Cette histoire concerne le programme autochtone de gestion des ressources aquatiques et océaniques (PAGRAO) appelé Dehcho AAROM (en anglais seulement), qui, dans le cadre de son mandat d’accorder « un plus grand contrôle autochtone des ressources halieutiques et aquatiques dans le cadre du système de gouvernance à chambre unique des Premières Nations du Dehcho » a créé un programme de surveillance communautaire administré au niveau régional dans le Dehcho. Nous espérons que par cette histoire, vous prendrez connaissance de possibilités et d’idées qui pourront vous aider à mettre en place un programme adapté à votre région et à vos préoccupations.

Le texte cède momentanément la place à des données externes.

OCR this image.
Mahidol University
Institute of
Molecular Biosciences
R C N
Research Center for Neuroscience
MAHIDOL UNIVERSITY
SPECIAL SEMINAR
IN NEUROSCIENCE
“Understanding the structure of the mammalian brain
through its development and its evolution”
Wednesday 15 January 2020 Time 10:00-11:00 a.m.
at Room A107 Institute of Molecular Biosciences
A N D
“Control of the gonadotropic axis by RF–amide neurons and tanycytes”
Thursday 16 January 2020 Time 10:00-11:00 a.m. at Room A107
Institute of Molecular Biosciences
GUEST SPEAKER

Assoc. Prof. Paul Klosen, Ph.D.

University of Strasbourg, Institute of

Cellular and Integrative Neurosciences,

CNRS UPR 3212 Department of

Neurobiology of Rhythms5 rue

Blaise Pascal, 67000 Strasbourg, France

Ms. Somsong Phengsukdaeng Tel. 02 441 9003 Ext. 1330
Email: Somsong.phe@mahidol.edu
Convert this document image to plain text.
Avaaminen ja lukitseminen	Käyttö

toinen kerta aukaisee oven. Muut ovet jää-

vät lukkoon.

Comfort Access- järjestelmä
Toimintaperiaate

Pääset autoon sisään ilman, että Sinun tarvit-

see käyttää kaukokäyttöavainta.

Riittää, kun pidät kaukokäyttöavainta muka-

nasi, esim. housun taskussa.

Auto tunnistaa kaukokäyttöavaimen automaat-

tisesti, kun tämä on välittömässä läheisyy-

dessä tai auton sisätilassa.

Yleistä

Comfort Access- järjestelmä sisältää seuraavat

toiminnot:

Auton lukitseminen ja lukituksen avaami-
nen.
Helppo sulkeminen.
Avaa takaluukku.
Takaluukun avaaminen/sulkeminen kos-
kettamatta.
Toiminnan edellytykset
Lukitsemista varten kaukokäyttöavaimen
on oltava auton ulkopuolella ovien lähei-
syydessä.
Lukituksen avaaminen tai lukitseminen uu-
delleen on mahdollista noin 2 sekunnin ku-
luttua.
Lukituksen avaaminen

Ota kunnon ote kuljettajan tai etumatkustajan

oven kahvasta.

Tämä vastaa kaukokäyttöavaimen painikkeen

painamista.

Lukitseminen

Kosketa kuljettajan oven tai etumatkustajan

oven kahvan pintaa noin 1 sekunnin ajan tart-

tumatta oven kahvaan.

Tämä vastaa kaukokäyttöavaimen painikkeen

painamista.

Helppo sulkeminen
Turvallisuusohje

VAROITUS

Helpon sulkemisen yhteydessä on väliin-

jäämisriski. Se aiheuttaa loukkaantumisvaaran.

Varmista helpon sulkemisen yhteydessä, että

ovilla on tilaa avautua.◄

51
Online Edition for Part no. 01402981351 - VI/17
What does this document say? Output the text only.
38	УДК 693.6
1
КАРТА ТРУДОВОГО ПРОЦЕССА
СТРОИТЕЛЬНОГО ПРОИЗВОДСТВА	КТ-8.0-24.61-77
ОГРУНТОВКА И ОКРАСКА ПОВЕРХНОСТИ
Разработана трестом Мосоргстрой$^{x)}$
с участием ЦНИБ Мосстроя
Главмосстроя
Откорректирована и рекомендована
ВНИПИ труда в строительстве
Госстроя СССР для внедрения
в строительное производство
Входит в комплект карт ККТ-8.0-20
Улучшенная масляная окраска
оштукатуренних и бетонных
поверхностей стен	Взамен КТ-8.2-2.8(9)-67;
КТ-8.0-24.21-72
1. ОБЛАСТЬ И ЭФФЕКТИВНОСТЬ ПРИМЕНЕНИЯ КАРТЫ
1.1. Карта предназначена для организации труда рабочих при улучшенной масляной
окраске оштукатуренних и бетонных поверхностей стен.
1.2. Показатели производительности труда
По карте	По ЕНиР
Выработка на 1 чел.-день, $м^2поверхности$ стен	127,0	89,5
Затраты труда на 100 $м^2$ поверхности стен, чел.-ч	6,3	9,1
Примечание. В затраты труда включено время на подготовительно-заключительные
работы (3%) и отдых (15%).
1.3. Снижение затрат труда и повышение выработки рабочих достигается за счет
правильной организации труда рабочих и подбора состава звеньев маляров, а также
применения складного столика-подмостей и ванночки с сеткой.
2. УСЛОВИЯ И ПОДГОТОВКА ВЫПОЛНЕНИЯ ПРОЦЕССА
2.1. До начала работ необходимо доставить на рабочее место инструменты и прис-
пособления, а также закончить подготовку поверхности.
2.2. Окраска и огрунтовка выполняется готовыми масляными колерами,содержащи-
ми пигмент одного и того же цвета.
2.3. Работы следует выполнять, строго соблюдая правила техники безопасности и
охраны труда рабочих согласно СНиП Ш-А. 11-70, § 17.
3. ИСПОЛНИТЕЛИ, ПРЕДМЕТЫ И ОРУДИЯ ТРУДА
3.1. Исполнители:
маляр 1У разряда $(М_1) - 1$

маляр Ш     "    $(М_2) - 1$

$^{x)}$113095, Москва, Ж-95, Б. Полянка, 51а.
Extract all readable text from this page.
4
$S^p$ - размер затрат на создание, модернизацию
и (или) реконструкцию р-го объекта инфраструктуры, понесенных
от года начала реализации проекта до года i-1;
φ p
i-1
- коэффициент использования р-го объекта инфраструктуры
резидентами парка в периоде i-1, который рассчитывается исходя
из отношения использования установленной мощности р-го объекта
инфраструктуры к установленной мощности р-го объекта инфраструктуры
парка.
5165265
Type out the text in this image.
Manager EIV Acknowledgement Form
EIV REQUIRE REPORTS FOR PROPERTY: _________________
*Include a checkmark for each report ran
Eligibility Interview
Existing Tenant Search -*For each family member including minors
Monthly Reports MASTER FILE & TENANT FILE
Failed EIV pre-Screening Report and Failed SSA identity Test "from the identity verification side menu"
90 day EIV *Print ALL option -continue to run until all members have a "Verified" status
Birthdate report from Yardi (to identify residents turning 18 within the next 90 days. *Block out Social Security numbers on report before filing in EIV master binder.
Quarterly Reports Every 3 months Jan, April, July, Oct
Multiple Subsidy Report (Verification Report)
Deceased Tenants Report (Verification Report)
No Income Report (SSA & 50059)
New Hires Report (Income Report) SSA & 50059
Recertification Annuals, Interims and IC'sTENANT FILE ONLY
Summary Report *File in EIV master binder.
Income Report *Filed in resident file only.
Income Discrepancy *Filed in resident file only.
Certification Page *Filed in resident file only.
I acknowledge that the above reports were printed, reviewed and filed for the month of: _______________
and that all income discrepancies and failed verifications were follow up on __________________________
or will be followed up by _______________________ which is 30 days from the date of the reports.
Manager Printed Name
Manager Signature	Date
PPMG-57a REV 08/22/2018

La région de Dehcho est située dans le sud-ouest des Territoires du Nord-Ouest, qui commence dans le Grand Lac des Esclaves et suit le puissant fleuve Mackenzie (Dehcho) jusqu’à Wrigley (Pedzehkie). Cette terre est habitée par des Dénés qui parlent le zhatie déné. À ce jour, le PAGRAO du Dehcho se retrouve dans neuf communautés. Le programme a été créé à l’aide de fonds provenant de deux programmes pour les Autochtones du ministère des Pêches et des Océans : le Programme autochtone de gestion des ressources aquatiques et océaniques et le programme de stratégie relative aux pêches autochtones. Ces deux programmes sont fondés sur des propositions et s’appliquent aux régions qui n’ont pas de revendication territoriale avec le gouvernement du Canada ou qui sont en négociation pour en avoir. Combinées, ces sources de financement peuvent constituer une source fiable de financement de base. Ce financement de base est essentiel au succès de tout programme de surveillance communautaire, car il fournit des ressources pour les salaires des gardiens, les équipements comme le carburant, l’huile et l’épicerie, les immobilisations comme les bateaux et les motoneiges, ainsi que la formation et les réunions pour assurer une contribution constante des communautés et la présentation de toutes les données ou de tous les projets. Le financement de base peut ensuite être complété par des propositions plus modestes, comme le Programme de surveillance du climat dans les collectivités autochtones de Relations Couronne-Autochtones et Affaires du Nord Canada pour des projets particuliers. Le PAGRAO du Dehcho s’appuie sur plusieurs accords de financement supplémentaires avec le gouvernement territorial, le gouvernement fédéral, des universités et des ONG pour des projets précis qui comprennent des projets de recherche, des ateliers et des rassemblements, des camps de jeunes/culture/écologie et des initiatives de formation.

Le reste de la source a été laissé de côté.